TOUSSAINT À BIARRITZ

Au cimetière Ranquine de nombreux témoignages rappellent que le chanteur avait aussi élu domicile à Biarritz

« Je suis venue ici vivre pour toi. Sur ton corps à chaque fois je me recueille, jusqu'à ce que je repose près de toi ». Cet ex-voto qui fleurit parmi une soixantaine, à la hauteur de la section 3 de la troisième division du cimetière Ranquine à Biarritz, démontre, si besoin était, que le souvenir de Daniel Balavoine a résisté au temps. Comme aussi la présence en ce samedi après-midi de deux jeunes filles blondes qui se recueillent devant cet étrange tapis de témoignages. Elles semblent être des habituées des lieux, relevant une nouvelle inscription ou contemplant cette bouteille en plastique d'eau de Lourdes qui est venue enrichir les présents.

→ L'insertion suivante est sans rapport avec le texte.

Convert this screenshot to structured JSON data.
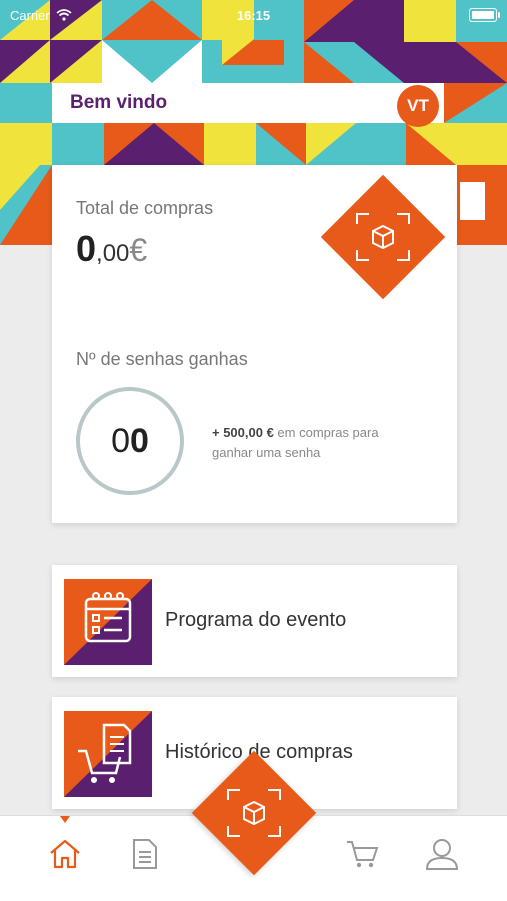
{
  "status_bar": {
    "carrier": "Carrier",
    "time": "16:15"
  },
  "header": {
    "welcome": "Bem vindo",
    "avatar_initials": "VT"
  },
  "summary": {
    "total_label": "Total de compras",
    "total_integer": "0",
    "total_decimal": ",00",
    "total_currency": "€",
    "senhas_label": "Nº de senhas ganhas",
    "senhas_value_light": "0",
    "senhas_value_bold": "0",
    "hint_bold": "+ 500,00 €",
    "hint_rest": " em compras para ganhar uma senha"
  },
  "menu": {
    "items": [
      {
        "label": "Programa do evento",
        "icon": "calendar-icon"
      },
      {
        "label": "Histórico de compras",
        "icon": "cart-receipt-icon"
      }
    ]
  },
  "nav": {
    "items": [
      {
        "name": "home",
        "icon": "home-icon",
        "active": true
      },
      {
        "name": "documents",
        "icon": "document-icon"
      },
      {
        "name": "scan",
        "icon": "scan-icon"
      },
      {
        "name": "cart",
        "icon": "cart-icon"
      },
      {
        "name": "profile",
        "icon": "user-icon"
      }
    ]
  },
  "colors": {
    "accent": "#e85a1a",
    "purple": "#5a1f6e",
    "teal": "#4fc3c7",
    "yellow": "#f0e33c"
  }
}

Répondant au désir de la famille Balavoine, les admiratrices et admirateurs du chanteur tragiquement décédé dans le désert du Ténéré pendant le Paris-Dakar, laissent le marbre blanc de la tombe intact de toute présence de fleurs ou d'autres marques de piété. Une petit ange est niché à l'angle du fronton sur en lettres dorées figure l'inscription : « Daniel Balavoine 5 février 1 952-14 janvier 1 986 ».

SURTOUT L'ÉTÉ

Sur une plaque grise en ardoise, près d'un bouquet de fleurs blanches on peut lire « Le soleil s'est couché avant la fin du jour ». Cette blancheur, contraste avec les autres tombes grise ou marron. Mais Daniel était tellement différent des autres.

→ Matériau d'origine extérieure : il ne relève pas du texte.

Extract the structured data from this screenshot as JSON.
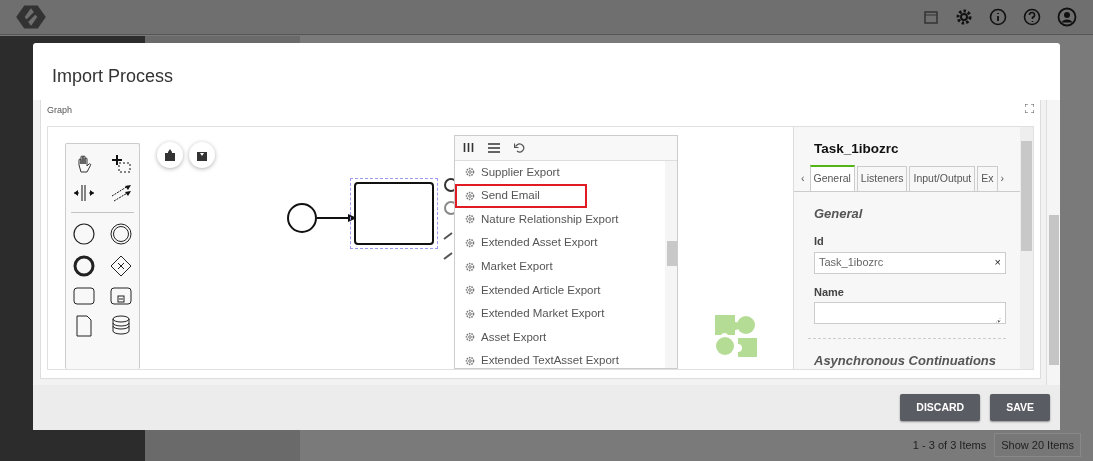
{
  "modal": {
    "title": "Import Process",
    "graph_label": "Graph",
    "element_list": {
      "items": [
        {
          "label": "Supplier Export",
          "highlighted": false
        },
        {
          "label": "Send Email",
          "highlighted": true
        },
        {
          "label": "Nature Relationship Export",
          "highlighted": false
        },
        {
          "label": "Extended Asset Export",
          "highlighted": false
        },
        {
          "label": "Market Export",
          "highlighted": false
        },
        {
          "label": "Extended Article Export",
          "highlighted": false
        },
        {
          "label": "Extended Market Export",
          "highlighted": false
        },
        {
          "label": "Asset Export",
          "highlighted": false
        },
        {
          "label": "Extended TextAsset Export",
          "highlighted": false
        }
      ]
    },
    "properties": {
      "title": "Task_1ibozrc",
      "tab_prev": "‹",
      "tab_next": "›",
      "tabs": [
        {
          "label": "General",
          "selected": true
        },
        {
          "label": "Listeners",
          "selected": false
        },
        {
          "label": "Input/Output",
          "selected": false
        },
        {
          "label": "Ex",
          "selected": false
        }
      ],
      "section": "General",
      "fields": [
        {
          "kind": "text",
          "label": "Id",
          "value": "Task_1ibozrc",
          "clear_symbol": "×"
        },
        {
          "kind": "textarea",
          "label": "Name"
        }
      ],
      "next_section": "Asynchronous Continuations"
    },
    "buttons": [
      {
        "label": "DISCARD"
      },
      {
        "label": "SAVE"
      }
    ]
  },
  "pager": {
    "range": "1 - 3 of 3 Items",
    "page_size": "Show 20 Items"
  }
}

Le carré de cinq mètres de côté des ex-votos s'est sérieusement garni depuis quelque temps. Comme dans toutes les amours, il y a des période de doute qui succèdent à la passion. Ce retour de flamme accompagne aussi un artiste qui était tellement en avance sur son époque qu'il en est redevenu à la mode -il aurait détesté cela- Depuis quelques mois en effet, il pleut des adaptations de ses tubes. Liane Foly, en a donné le départ avec une version émouvante de « La vie ne m'apprend rien », avant que « Tous les cris les SOS » retrouve à son tour les délices des premières places du Top.

Ces chansons ne sont pas la seule raison de cette multiplication des hommages. Les cimetières qui se sont hélas remplis de types comme lui ou Coluche qui avaient leur franc parler. Le vide qu'ils ont laissé incitent les nouvelles générations à venir leur faire quelques confidences.

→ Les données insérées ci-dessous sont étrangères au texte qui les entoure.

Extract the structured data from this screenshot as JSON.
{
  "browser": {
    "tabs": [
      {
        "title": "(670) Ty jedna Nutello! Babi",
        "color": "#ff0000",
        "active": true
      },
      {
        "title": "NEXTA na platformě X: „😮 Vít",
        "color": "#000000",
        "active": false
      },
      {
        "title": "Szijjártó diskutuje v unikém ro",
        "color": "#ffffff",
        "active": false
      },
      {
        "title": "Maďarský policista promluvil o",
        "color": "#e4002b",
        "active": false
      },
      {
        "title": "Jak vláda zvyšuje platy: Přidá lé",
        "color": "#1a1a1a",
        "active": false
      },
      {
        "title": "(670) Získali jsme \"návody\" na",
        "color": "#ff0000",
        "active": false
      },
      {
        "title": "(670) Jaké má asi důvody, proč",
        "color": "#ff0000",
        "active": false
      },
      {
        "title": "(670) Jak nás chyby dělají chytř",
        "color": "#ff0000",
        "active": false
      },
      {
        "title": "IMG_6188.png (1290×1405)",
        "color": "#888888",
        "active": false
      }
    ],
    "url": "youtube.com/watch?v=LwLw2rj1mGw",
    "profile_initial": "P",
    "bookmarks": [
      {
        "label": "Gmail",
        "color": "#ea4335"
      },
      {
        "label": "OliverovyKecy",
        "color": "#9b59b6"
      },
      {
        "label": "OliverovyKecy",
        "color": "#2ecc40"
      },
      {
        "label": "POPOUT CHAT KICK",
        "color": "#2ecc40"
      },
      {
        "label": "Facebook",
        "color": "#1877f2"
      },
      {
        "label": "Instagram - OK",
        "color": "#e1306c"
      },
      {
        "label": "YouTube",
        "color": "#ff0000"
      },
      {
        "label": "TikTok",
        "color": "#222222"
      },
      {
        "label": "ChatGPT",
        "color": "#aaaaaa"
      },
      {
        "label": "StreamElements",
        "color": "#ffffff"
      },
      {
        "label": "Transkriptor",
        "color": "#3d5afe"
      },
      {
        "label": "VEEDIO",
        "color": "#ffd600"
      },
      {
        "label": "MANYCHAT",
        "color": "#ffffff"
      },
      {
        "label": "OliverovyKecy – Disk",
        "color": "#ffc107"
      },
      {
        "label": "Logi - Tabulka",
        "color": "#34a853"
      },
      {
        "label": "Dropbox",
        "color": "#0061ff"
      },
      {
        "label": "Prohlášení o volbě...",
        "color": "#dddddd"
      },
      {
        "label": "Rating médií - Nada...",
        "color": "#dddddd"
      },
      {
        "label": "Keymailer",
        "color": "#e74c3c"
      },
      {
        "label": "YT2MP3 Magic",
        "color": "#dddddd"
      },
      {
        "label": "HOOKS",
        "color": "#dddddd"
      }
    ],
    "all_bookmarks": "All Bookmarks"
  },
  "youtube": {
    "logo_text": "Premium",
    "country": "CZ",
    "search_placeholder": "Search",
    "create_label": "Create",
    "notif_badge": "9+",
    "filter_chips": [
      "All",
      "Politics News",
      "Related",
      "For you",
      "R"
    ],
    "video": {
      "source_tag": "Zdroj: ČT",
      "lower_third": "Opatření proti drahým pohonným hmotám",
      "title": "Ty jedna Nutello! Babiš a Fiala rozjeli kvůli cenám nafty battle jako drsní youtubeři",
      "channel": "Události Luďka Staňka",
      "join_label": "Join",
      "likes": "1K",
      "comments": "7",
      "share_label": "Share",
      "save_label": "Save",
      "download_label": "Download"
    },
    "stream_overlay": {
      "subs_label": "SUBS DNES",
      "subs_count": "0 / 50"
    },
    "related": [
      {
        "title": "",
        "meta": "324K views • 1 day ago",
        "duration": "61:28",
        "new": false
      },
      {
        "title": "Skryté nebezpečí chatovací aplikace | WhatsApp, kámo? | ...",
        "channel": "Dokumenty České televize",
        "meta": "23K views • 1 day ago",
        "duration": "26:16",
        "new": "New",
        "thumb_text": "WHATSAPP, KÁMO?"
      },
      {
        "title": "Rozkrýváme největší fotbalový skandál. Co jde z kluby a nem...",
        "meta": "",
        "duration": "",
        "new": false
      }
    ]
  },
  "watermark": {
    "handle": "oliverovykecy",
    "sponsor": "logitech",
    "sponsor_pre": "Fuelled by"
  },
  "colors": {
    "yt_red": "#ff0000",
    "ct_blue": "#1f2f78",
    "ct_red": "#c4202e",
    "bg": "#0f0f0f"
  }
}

« Sa tombe est très fréquentée l'été. Tout le monde sait qu'il repose ici. Quelques artistes en vacances ou de passage dans la région en profitent pour lui rendre une petite visite » constate Jean-François Beranguer, le conservateur du cimetière.

En cette veille de toussaint, Ranquine a retrouvé ses rituels : les marchands de chrysanthèmes à l'entrée du portail et la toilette que l'on vient accomplir une fois l'an sur les tombes et en sa mémoire.

« Gentilles fleurs, messagères d'amitié, dites-lui que notre coeur ne saurait l'oublier »... peut-on lire aussi...Quand se perdent les pensées, l'avion de Paris décolle de Parme à quelques centaines de mètres avant de passer tout près du cimetière biarrot

Treize ans après sa disparition, on a toujours du mal à admettre qu'on ne verra plus débarquer Balavoine, avec son large sourire et une phrase aigre-douce pour vous faire comprendre que vous faisiez partie de son paysage. Comme l'écrivait son copain JJ. Goldman après sa disparition « C'est comme un feu qui s'éteint pas.... » Sur la Côte Basque, la flamme brûle toujours.